You are part of the U.S.A.’s most despised religious minority; although Atheists are overrepresented in the U.S. armed forces, and underrepresented in U.S. prisons, and have not shown a tendency to fly planes into skyscrapers.
I prefer my own source, it clearly states its methods and subject group, and it accurately reflects my own experiences. I knew plenty of University level and Professional Scientists, and around 2/3rds (or more)are people of faith (as the study suggested); I have never met (AFAIK) a member of the National Academy of Sciences (the group polled that showed that very few of “elite” Scientists are believers).
I am in agreement that there is nothing as perplexing as an evangelical atheist.
It’s more than that, I think.
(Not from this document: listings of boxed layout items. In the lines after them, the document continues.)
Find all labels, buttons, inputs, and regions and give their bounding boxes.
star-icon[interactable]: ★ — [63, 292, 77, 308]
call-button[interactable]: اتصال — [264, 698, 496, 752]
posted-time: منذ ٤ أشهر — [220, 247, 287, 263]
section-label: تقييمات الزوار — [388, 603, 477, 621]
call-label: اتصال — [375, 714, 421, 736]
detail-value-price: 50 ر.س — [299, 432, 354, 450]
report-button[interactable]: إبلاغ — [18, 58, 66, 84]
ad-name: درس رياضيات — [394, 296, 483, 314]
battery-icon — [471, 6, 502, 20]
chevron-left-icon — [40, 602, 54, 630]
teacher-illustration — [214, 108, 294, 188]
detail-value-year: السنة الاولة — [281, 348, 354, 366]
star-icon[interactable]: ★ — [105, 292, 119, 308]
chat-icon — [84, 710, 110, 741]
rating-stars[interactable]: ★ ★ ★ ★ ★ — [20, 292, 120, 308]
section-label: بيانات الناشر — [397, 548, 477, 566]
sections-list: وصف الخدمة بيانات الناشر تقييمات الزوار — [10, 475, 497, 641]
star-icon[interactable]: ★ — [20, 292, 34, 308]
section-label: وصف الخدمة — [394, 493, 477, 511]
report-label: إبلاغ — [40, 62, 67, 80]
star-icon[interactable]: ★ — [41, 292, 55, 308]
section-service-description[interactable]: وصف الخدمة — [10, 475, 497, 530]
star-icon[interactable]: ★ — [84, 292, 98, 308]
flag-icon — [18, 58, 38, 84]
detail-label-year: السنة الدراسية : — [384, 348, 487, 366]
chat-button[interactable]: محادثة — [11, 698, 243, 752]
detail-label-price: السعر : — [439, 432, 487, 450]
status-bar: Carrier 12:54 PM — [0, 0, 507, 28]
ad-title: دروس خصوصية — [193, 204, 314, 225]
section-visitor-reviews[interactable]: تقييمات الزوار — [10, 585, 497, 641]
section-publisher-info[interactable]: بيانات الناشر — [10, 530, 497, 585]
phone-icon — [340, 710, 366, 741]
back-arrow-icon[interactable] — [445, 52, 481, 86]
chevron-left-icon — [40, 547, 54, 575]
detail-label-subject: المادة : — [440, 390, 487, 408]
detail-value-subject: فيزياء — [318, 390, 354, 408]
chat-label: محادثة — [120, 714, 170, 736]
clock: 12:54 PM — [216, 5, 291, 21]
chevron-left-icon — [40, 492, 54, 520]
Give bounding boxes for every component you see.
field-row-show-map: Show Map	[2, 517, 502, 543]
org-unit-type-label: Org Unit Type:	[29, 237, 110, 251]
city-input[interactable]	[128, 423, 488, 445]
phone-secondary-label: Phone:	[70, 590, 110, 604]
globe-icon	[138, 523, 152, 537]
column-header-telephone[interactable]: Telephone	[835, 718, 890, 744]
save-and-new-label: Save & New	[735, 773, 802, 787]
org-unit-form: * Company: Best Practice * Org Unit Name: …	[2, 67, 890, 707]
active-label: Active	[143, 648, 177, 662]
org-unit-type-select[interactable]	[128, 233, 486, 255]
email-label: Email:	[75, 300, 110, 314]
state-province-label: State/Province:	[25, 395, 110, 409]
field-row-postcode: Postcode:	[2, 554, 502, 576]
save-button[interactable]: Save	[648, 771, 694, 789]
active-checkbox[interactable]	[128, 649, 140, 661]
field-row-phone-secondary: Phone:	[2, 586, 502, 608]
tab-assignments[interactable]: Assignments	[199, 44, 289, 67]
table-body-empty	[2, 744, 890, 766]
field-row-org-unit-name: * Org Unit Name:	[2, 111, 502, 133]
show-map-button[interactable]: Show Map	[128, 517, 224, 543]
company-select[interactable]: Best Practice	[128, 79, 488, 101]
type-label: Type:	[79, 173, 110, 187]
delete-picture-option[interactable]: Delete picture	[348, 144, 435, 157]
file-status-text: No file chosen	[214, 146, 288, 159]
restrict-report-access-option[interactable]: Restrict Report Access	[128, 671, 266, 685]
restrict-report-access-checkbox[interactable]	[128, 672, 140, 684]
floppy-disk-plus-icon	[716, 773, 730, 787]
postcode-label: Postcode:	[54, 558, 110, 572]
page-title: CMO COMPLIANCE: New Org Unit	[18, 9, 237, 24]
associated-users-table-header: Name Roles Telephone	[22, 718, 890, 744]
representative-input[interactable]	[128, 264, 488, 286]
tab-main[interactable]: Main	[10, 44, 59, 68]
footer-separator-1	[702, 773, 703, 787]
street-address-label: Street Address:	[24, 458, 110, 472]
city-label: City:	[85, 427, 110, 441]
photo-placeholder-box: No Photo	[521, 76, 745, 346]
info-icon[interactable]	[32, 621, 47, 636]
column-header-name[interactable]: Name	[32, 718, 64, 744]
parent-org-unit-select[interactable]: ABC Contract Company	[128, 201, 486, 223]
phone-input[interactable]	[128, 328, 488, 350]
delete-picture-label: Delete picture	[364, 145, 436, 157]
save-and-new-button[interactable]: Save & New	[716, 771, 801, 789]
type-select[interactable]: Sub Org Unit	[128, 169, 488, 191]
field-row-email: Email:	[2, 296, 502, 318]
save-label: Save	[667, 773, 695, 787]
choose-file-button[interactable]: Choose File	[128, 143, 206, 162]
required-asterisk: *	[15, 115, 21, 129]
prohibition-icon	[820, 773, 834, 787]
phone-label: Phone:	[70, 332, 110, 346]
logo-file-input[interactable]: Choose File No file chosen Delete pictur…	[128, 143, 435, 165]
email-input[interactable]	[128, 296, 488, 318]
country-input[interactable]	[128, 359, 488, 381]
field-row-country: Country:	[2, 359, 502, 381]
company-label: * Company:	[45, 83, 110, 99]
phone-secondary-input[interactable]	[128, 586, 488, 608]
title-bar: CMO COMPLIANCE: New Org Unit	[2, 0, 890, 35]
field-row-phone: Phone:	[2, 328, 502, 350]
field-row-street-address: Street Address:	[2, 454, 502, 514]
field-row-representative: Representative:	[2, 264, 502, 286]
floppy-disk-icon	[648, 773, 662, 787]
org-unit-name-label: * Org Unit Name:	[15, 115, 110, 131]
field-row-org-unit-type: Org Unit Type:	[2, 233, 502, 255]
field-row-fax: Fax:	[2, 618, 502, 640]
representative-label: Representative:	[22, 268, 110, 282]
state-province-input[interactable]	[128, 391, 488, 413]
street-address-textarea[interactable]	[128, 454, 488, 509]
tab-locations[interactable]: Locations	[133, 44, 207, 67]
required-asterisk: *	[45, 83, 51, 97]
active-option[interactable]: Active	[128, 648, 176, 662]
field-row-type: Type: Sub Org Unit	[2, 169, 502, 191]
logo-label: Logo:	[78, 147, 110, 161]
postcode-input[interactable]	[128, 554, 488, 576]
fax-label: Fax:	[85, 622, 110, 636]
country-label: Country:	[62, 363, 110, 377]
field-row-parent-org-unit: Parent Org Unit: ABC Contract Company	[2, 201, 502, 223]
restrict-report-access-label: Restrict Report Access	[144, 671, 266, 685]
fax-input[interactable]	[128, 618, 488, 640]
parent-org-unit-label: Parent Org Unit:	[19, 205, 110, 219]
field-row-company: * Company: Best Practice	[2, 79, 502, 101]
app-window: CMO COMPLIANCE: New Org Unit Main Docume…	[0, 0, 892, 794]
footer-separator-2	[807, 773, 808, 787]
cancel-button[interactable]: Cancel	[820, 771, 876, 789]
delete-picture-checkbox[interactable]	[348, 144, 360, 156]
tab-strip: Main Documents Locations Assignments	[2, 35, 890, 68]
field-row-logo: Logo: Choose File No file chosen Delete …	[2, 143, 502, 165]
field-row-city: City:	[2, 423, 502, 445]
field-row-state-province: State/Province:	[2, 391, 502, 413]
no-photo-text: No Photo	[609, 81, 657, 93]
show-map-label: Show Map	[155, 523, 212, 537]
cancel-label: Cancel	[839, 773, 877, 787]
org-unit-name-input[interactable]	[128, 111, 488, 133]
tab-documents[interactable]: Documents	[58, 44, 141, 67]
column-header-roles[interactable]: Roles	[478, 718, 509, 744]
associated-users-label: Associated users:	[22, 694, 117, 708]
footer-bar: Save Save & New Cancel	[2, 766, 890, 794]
I find the attitude in many atheist today toward Christians akin to the attiude in Germany toward Jews before the war. I think it’s a bit frightening.
I’m an atheist but the last thing I want to see happen in this country is its secularization like that of Europe. I think it is dangerous to take all of a person’s values away, even if the source of them is mistaken. You can at least reason with a person who believes in something, the people of Europe believe in nothing, and what you get is a society of subjectivist hedonists with no values and nothing to live for but the next immediate pleasure.
“prefer my own source”
The other is not “my source” because I distrust most statistics. Personally I don’t care about the numbers and the original point was that for most very serious scientisits, their religious position, whatever it might be, in my experience at least, is a separate issue from their science.
Thanks for interesting and reasonable comments, by the way.